—Moi?

—Oui.... Votre Éminence Illustrissime a dit que la Benina avait fait danser l’anse du panier; ce qui n’est pas vrai, parce que si elle avait volé elle aurait de quoi et si elle avait de quoi elle ne mendierait pas; attrape.

—Tu n’es, toi, qu’une méchante langue.

—On ne condamne personne pour bavardage, mais pour cause de richesse exagérée, surtout quand on vient enlever l’aumône aux pauvres de bonne foi, à ceux qui ont faim et dorment à la belle étoile.
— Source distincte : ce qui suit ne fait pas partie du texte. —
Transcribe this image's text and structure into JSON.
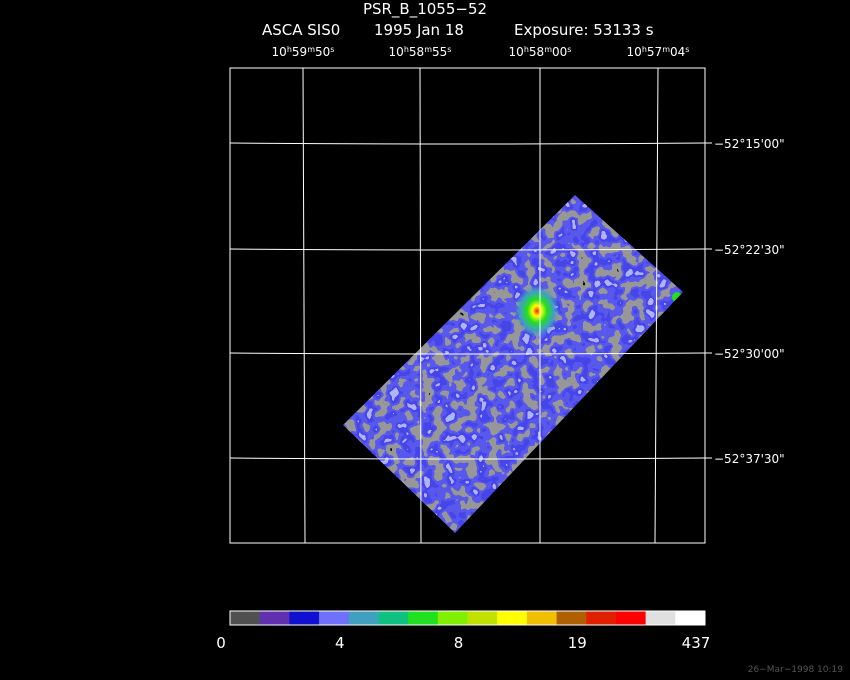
{
  "title": "PSR_B_1055−52",
  "subtitle": {
    "instrument": "ASCA SIS0",
    "date": "1995 Jan 18",
    "exposure": "Exposure: 53133 s"
  },
  "ra_axis": {
    "units": [
      "h",
      "m",
      "s"
    ],
    "labels": [
      {
        "hours": "10",
        "minutes": "59",
        "seconds": "50"
      },
      {
        "hours": "10",
        "minutes": "58",
        "seconds": "55"
      },
      {
        "hours": "10",
        "minutes": "58",
        "seconds": "00"
      },
      {
        "hours": "10",
        "minutes": "57",
        "seconds": "04"
      }
    ]
  },
  "dec_axis": {
    "labels": [
      "−52°15'00\"",
      "−52°22'30\"",
      "−52°30'00\"",
      "−52°37'30\""
    ]
  },
  "colorbar": {
    "colors": [
      "#505050",
      "#6030b0",
      "#1010d0",
      "#7070ff",
      "#40a0c0",
      "#10c080",
      "#20e020",
      "#80f000",
      "#c0e000",
      "#ffff00",
      "#f0c000",
      "#b06000",
      "#e02000",
      "#ff0000",
      "#e0e0e0",
      "#ffffff"
    ],
    "labels": [
      "0",
      "4",
      "8",
      "19",
      "437"
    ]
  },
  "footer": "26−Mar−1998 10:19"
}
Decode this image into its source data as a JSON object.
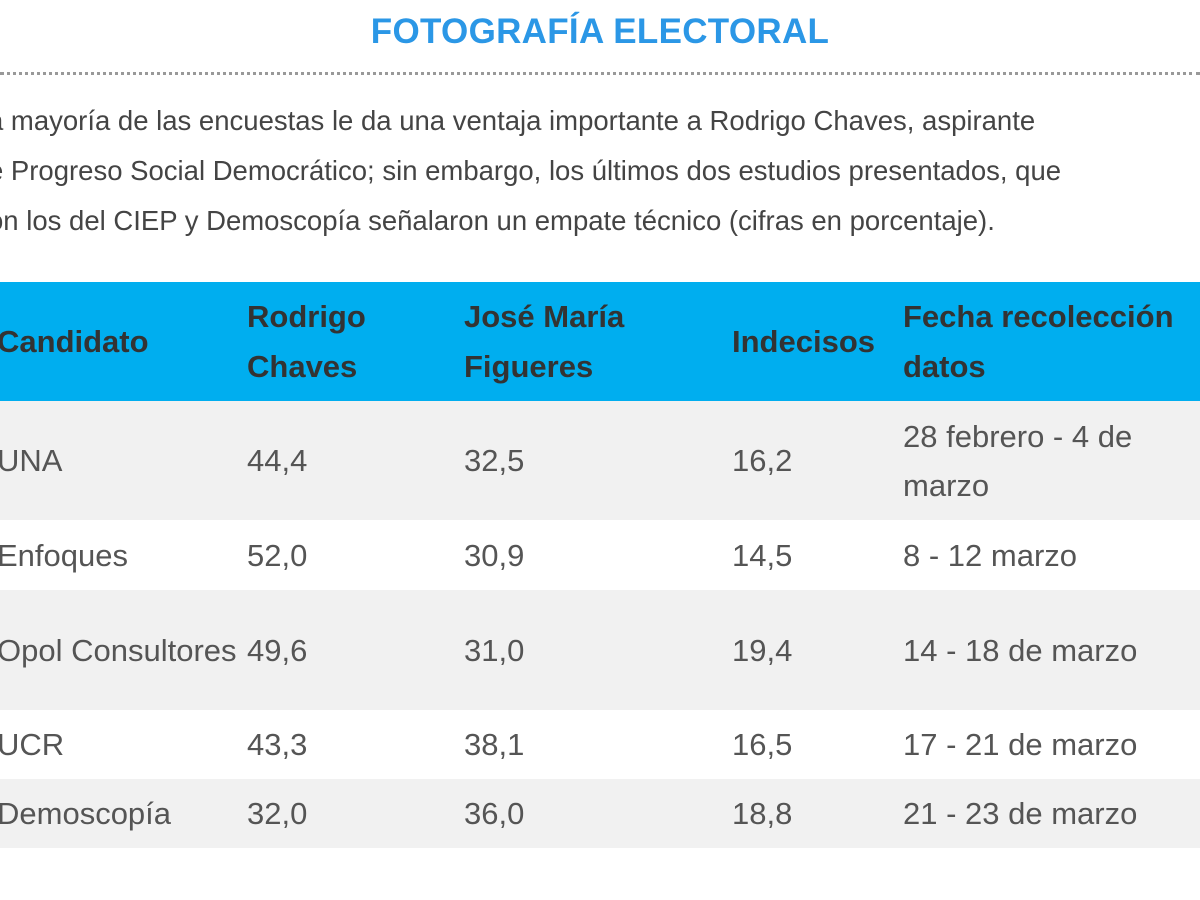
{
  "header": {
    "title": "FOTOGRAFÍA ELECTORAL"
  },
  "intro": {
    "lines": [
      "a mayoría de las encuestas le da una ventaja importante a Rodrigo Chaves, aspirante",
      "e Progreso Social Democrático; sin embargo, los últimos dos estudios presentados, que",
      "on los del CIEP y Demoscopía señalaron un empate técnico (cifras en porcentaje)."
    ]
  },
  "table": {
    "headers": [
      "Candidato",
      "Rodrigo Chaves",
      "José María Figueres",
      "Indecisos",
      "Fecha recolección datos"
    ],
    "rows": [
      [
        "UNA",
        "44,4",
        "32,5",
        "16,2",
        "28 febrero - 4 de marzo"
      ],
      [
        "Enfoques",
        "52,0",
        "30,9",
        "14,5",
        "8 - 12 marzo"
      ],
      [
        "Opol Consultores",
        "49,6",
        "31,0",
        "19,4",
        "14 - 18 de marzo"
      ],
      [
        "UCR",
        "43,3",
        "38,1",
        "16,5",
        "17 - 21 de marzo"
      ],
      [
        "Demoscopía",
        "32,0",
        "36,0",
        "18,8",
        "21 - 23 de marzo"
      ]
    ]
  },
  "colors": {
    "title": "#2b97e6",
    "header_bg": "#00aeef",
    "row_odd": "#f1f1f1",
    "row_even": "#ffffff"
  }
}
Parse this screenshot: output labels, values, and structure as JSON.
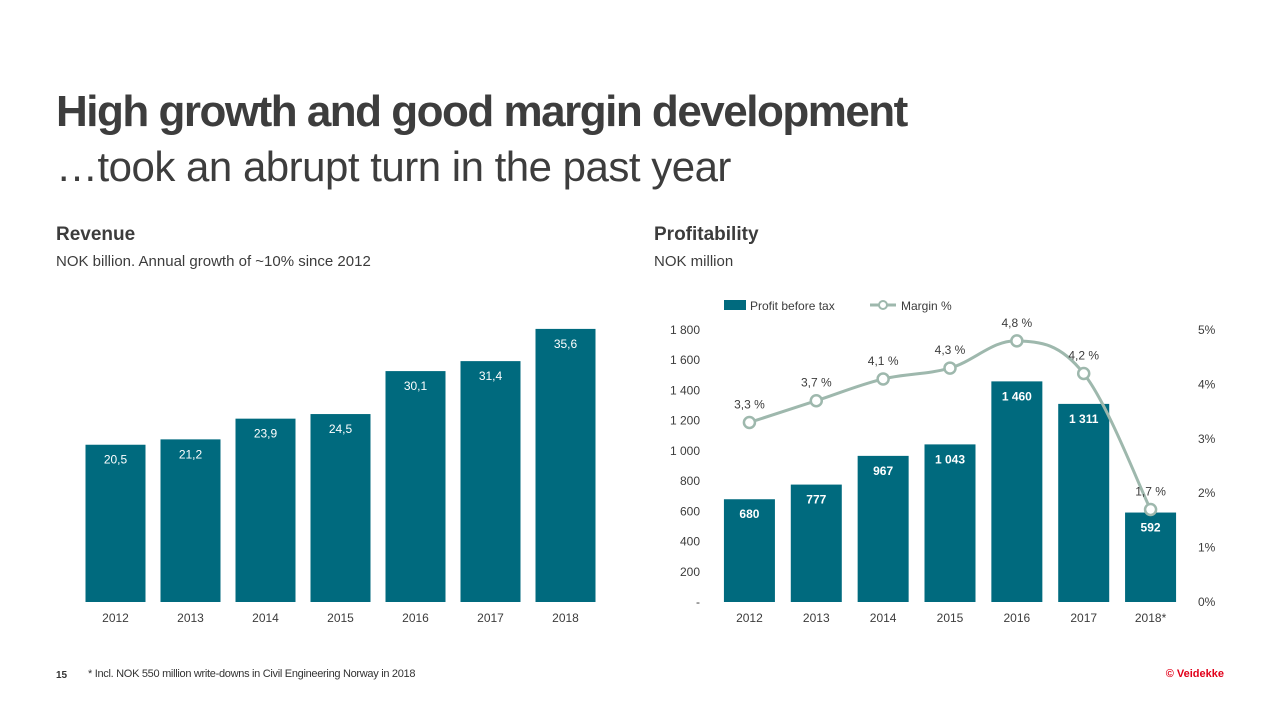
{
  "slide": {
    "title": "High growth and good margin development",
    "subtitle": "…took an abrupt turn in the past year",
    "page_number": "15",
    "footnote": "* Incl. NOK 550 million write-downs in Civil Engineering Norway in 2018",
    "brand": "© Veidekke"
  },
  "colors": {
    "bar": "#006a7e",
    "line": "#9eb8ad",
    "text": "#3c3c3c",
    "brand": "#e2001a"
  },
  "chart_data": [
    {
      "type": "bar",
      "title": "Revenue",
      "subtitle": "NOK billion. Annual growth of ~10% since 2012",
      "categories": [
        "2012",
        "2013",
        "2014",
        "2015",
        "2016",
        "2017",
        "2018"
      ],
      "values": [
        20.5,
        21.2,
        23.9,
        24.5,
        30.1,
        31.4,
        35.6
      ],
      "value_labels": [
        "20,5",
        "21,2",
        "23,9",
        "24,5",
        "30,1",
        "31,4",
        "35,6"
      ],
      "ylim": [
        0,
        36.5
      ],
      "xlabel": "",
      "ylabel": ""
    },
    {
      "type": "bar",
      "title": "Profitability",
      "subtitle": "NOK million",
      "categories": [
        "2012",
        "2013",
        "2014",
        "2015",
        "2016",
        "2017",
        "2018*"
      ],
      "series": [
        {
          "name": "Profit before tax",
          "type": "bar",
          "axis": "left",
          "values": [
            680,
            777,
            967,
            1043,
            1460,
            1311,
            592
          ],
          "value_labels": [
            "680",
            "777",
            "967",
            "1 043",
            "1 460",
            "1 311",
            "592"
          ]
        },
        {
          "name": "Margin %",
          "type": "line",
          "axis": "right",
          "values": [
            3.3,
            3.7,
            4.1,
            4.3,
            4.8,
            4.2,
            1.7
          ],
          "value_labels": [
            "3,3 %",
            "3,7 %",
            "4,1 %",
            "4,3 %",
            "4,8 %",
            "4,2 %",
            "1,7 %"
          ]
        }
      ],
      "y_left": {
        "range": [
          0,
          1800
        ],
        "ticks": [
          0,
          200,
          400,
          600,
          800,
          1000,
          1200,
          1400,
          1600,
          1800
        ],
        "tick_labels": [
          "-",
          "200",
          "400",
          "600",
          "800",
          "1 000",
          "1 200",
          "1 400",
          "1 600",
          "1 800"
        ]
      },
      "y_right": {
        "range": [
          0,
          5
        ],
        "ticks": [
          0,
          1,
          2,
          3,
          4,
          5
        ],
        "tick_labels": [
          "0%",
          "1%",
          "2%",
          "3%",
          "4%",
          "5%"
        ]
      },
      "legend": "top-left"
    }
  ]
}
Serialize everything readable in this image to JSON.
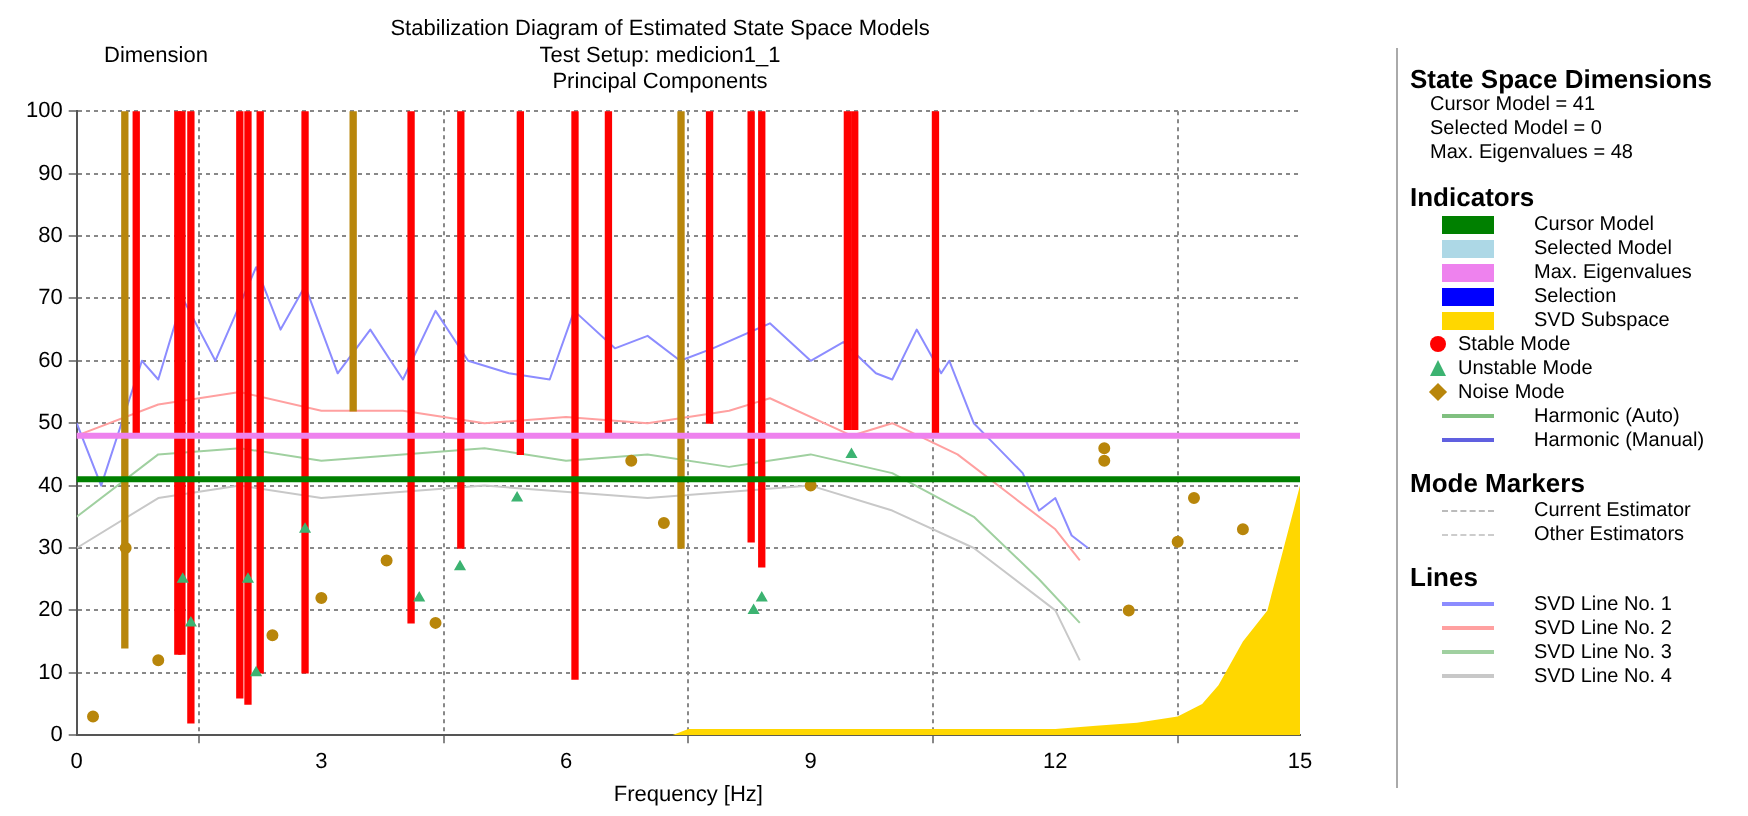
{
  "chart_data": {
    "type": "scatter",
    "title": "Stabilization Diagram of Estimated State Space Models",
    "subtitle": "Test Setup: medicion1_1\nPrincipal Components",
    "xlabel": "Frequency [Hz]",
    "ylabel": "Dimension",
    "xlim": [
      0,
      15
    ],
    "xticks": [
      0,
      3,
      6,
      9,
      12,
      15
    ],
    "ylim": [
      0,
      100
    ],
    "yticks": [
      0,
      10,
      20,
      30,
      40,
      50,
      60,
      70,
      80,
      90,
      100
    ],
    "grid": true,
    "legend": "right",
    "ref_lines": [
      {
        "axis": "y",
        "value": 41,
        "label": "Cursor Model",
        "color": "#008000"
      },
      {
        "axis": "y",
        "value": 48,
        "label": "Max. Eigenvalues",
        "color": "#ee82ee"
      }
    ],
    "annotations": [
      "State Space Dimensions",
      "Cursor Model = 41",
      "Selected Model = 0",
      "Max. Eigenvalues = 48",
      "Indicators",
      "Selected Model",
      "Selection",
      "Harmonic (Auto)",
      "Harmonic (Manual)",
      "Mode Markers",
      "Current Estimator",
      "Other Estimators",
      "Lines"
    ],
    "series": [
      {
        "name": "SVD Subspace",
        "type": "area",
        "color": "#ffd700",
        "x": [
          0,
          7.3,
          7.5,
          12,
          12.5,
          13,
          13.5,
          13.8,
          14,
          14.3,
          14.6,
          14.8,
          15
        ],
        "values": [
          0,
          0,
          1,
          1,
          1.5,
          2,
          3,
          5,
          8,
          15,
          20,
          30,
          40
        ]
      },
      {
        "name": "SVD Line No. 1",
        "type": "line",
        "color": "#8c8cff",
        "x": [
          0,
          0.3,
          0.8,
          1.0,
          1.3,
          1.7,
          2.2,
          2.5,
          2.8,
          3.2,
          3.6,
          4.0,
          4.4,
          4.8,
          5.3,
          5.8,
          6.1,
          6.6,
          7.0,
          7.4,
          7.8,
          8.5,
          9.0,
          9.4,
          9.8,
          10.0,
          10.3,
          10.6,
          10.7,
          11.0,
          11.3,
          11.6,
          11.8,
          12.0,
          12.2,
          12.4
        ],
        "values": [
          50,
          40,
          60,
          57,
          70,
          60,
          75,
          65,
          72,
          58,
          65,
          57,
          68,
          60,
          58,
          57,
          68,
          62,
          64,
          60,
          62,
          66,
          60,
          63,
          58,
          57,
          65,
          58,
          60,
          50,
          46,
          42,
          36,
          38,
          32,
          30
        ]
      },
      {
        "name": "SVD Line No. 2",
        "type": "line",
        "color": "#ffa0a0",
        "x": [
          0,
          1,
          2,
          3,
          4,
          5,
          6,
          7,
          8,
          8.5,
          9.5,
          10,
          10.8,
          11.5,
          12,
          12.3
        ],
        "values": [
          48,
          53,
          55,
          52,
          52,
          50,
          51,
          50,
          52,
          54,
          48,
          50,
          45,
          38,
          33,
          28
        ]
      },
      {
        "name": "SVD Line No. 3",
        "type": "line",
        "color": "#a0d0a0",
        "x": [
          0,
          1,
          2,
          3,
          4,
          5,
          6,
          7,
          8,
          9,
          10,
          11,
          11.8,
          12.3
        ],
        "values": [
          35,
          45,
          46,
          44,
          45,
          46,
          44,
          45,
          43,
          45,
          42,
          35,
          25,
          18
        ]
      },
      {
        "name": "SVD Line No. 4",
        "type": "line",
        "color": "#c8c8c8",
        "x": [
          0,
          1,
          2,
          3,
          5,
          7,
          9,
          10,
          11,
          12,
          12.3
        ],
        "values": [
          30,
          38,
          40,
          38,
          40,
          38,
          40,
          36,
          30,
          20,
          12
        ]
      },
      {
        "type": "bar",
        "color": "#b8860b",
        "x": [
          0.59,
          3.39,
          7.41
        ],
        "base": [
          14,
          52,
          30
        ],
        "values": [
          86,
          48,
          70
        ]
      },
      {
        "name": "Stable Mode",
        "type": "bar",
        "color": "#ff0000",
        "x": [
          0.73,
          1.24,
          1.29,
          1.4,
          2.0,
          2.1,
          2.25,
          2.8,
          4.1,
          4.71,
          5.44,
          6.11,
          6.52,
          7.76,
          8.27,
          8.4,
          9.45,
          9.54,
          10.53
        ],
        "base": [
          48,
          13,
          13,
          2,
          6,
          5,
          10,
          10,
          18,
          30,
          45,
          9,
          48,
          50,
          31,
          27,
          49,
          49,
          48
        ],
        "values": [
          52,
          87,
          87,
          98,
          94,
          95,
          90,
          90,
          82,
          70,
          55,
          91,
          52,
          50,
          69,
          73,
          51,
          51,
          52
        ]
      },
      {
        "name": "Unstable Mode",
        "marker": "triangle",
        "color": "#3cb371",
        "x": [
          1.3,
          1.4,
          2.1,
          2.2,
          2.8,
          4.2,
          4.7,
          5.4,
          8.3,
          8.4,
          9.5
        ],
        "values": [
          25,
          18,
          25,
          10,
          33,
          22,
          27,
          38,
          20,
          22,
          45
        ]
      },
      {
        "name": "Noise Mode",
        "marker": "circle",
        "color": "#b8860b",
        "x": [
          0.2,
          0.6,
          1.0,
          2.4,
          3.0,
          3.8,
          4.4,
          6.8,
          7.2,
          9.0,
          12.6,
          12.6,
          12.9,
          13.5,
          13.7,
          14.3
        ],
        "values": [
          3,
          30,
          12,
          16,
          22,
          28,
          18,
          44,
          34,
          40,
          46,
          44,
          20,
          31,
          38,
          33
        ]
      }
    ]
  }
}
—Assez, nous sommes dans la maison de Dieu, mesdames, dit Élisée en frappant un coup avec sa béquille. Comportez-vous avec décence et respect les unes vis-à-vis des autres comme le commande la très sainte doctrine.»

Ces paroles ramenèrent le recueillement et la tranquillité que la véhémence de propos de quelques-unes avaient gravement compromis, et les tristes heures continuèrent à couler, partie en mendiant et gémissant, partie en priant et bâillant.

Maintenant il convient de dire que l’absence de la seña Benina et de l’aveugle Almudena n’était pas tout à fait accidentelle ce jour, et pour l’expliquer il est nécessaire de faire mention d’un fait dont il est indispensable de donner l’explication dans cette véridique histoire.

Ils partirent tous deux à quelques minutes d’intervalle, comme nous l’avons dit; mais comme l’ancienne s’attarda un petit instant à la grille, pour parler à Pulido, l’aveugle marocain la rejoignit et ils prirent ensemble le chemin des rues San-Sebastian et Atocha.

«Je me suis arrêtée à parler avec Pulido pour t’attendre, ami Almudena. J’ai besoin de te parler.»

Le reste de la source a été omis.